England befand sich während der Entstehungszeit des Romans am Rande des Zeitalters der Industrialisierung (1740-1940). Die britische Gesellschaft war noch immer in drei Klassen unterteilt: die upper class, middle class und lower class. Die Trennung zeigte sich durch abweichende Bildung, Behausung, Arbeit und teilweise sogar Sprache. Eine ähnliche Unterteilung findet sich im Kastensystem im Roman. Aldous Huxley selbst war Sohn intellektueller Eltern, was ihm den Zugang zu Bildung und Wissenschaft ermöglichte. (Mühlmann, 10) 

Bei einem USA-Aufenthalt 1926 wurde Huxley mit der dortigen Massenproduktion und dem Konsum nach Ford sowie dem amerikanischen Lebensstil konfrontiert. Er kritisierte Materialismus und Vergnügungssucht: »Das Vergnügen an Lärm und Krach, das Vergnügen an pausenloser Tanzerei und Radaumusik, das Vergnügen immer in der Masse zu sein und nie allein.« (Schumacher, 36) Huxley las Fords Autobiographie.

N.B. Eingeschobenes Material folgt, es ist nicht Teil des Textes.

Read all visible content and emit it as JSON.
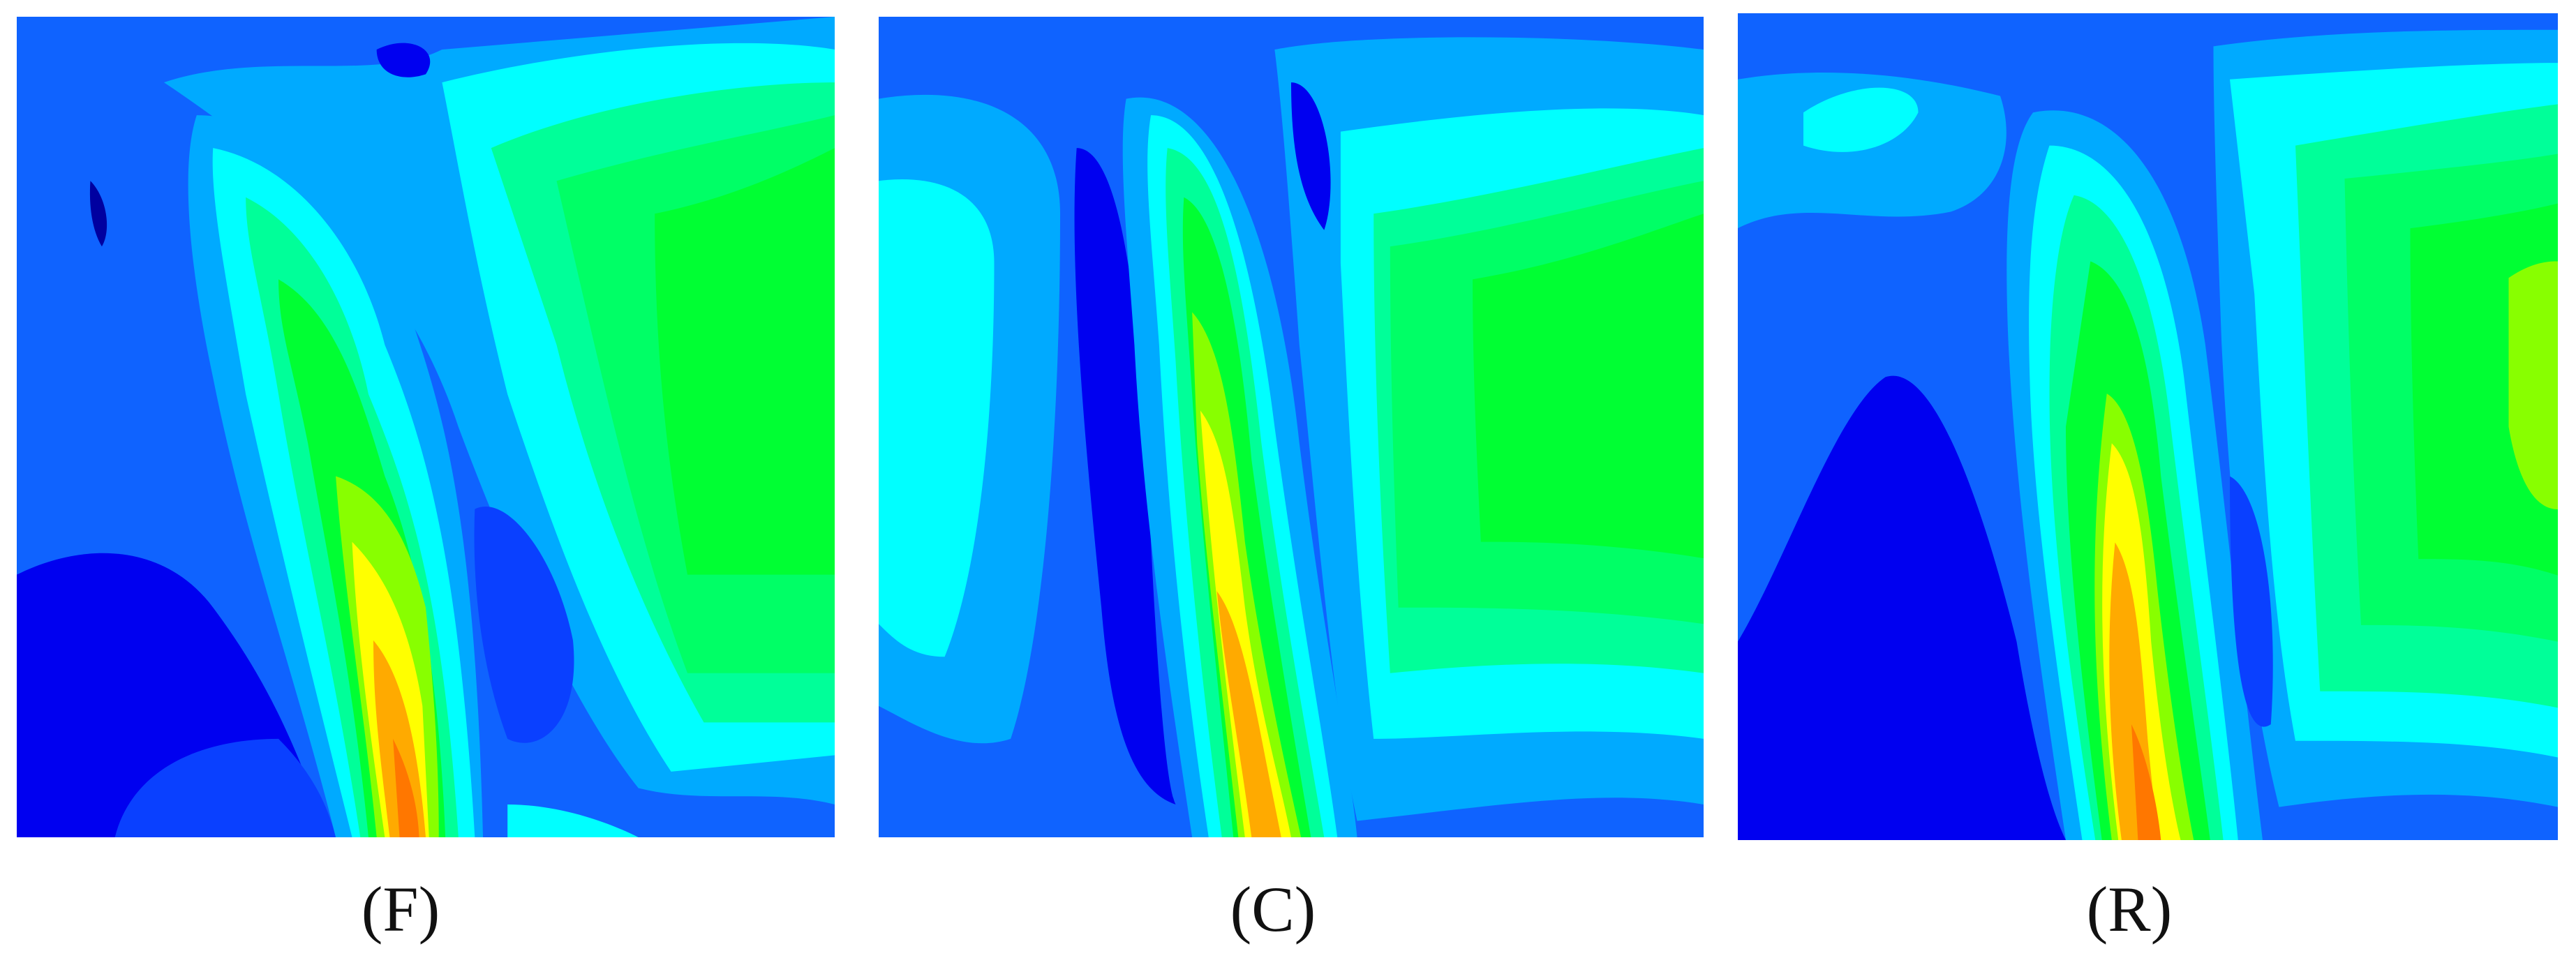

Weiterhin besuchte er das britische Chemieunternehmen, das zur Inspiration für die Brut- und Normzentrale diente. Mustafa Mannesmann trägt in der Originalausgabe den Nachname »Mond«, gleich einem der Mitbegründer des Unternehmens. Als literarische Vorlage diente die Utopie »Men like Gods« von H.G.Wells aus dem Jahr 1923. Hier tauchen bereits die Themen von genetischer Perfektion, der Dominanz über die Natur und die freie Liebe im Rahmen einer anderen Welt auf. Huxley wandelte diese in eine Dystopie, um einen Gegensatz, vielleicht auch eine Parodie zu Wells zu schaffen. Diskutiert wird auch über eine mögliche Vorlage des Romans »We« von Jewgenij Samjatins, in dem ein totalitärer Weltstaat beschrieben wird. Huxley verneinte allerdings, diesen gekannt zu haben. (Hasenbach, 24f.)

Aldous Huxley schrieb die Dystopie binnen weniger Monate. Der Roman »Schöne neue Welt« erschien erstmals 1932. Er ist der literarischen Moderne zuzuordnen. Die literarische Moderne übte Kritik an der Einseitigkeit der technisch/wirtschaftlichen Moderne und legte den Fokus auf die Selbstwahrnehmung des Menschen in Zeiten des Umbruchs. Thematisiert wurden zum Beispiel Desorientierung oder kritische Wirklichkeitswahrnehmung. (ebd., 17)

Veröffentlicht am 1. November 2024. Zuletzt aktualisiert am 1. November 2024.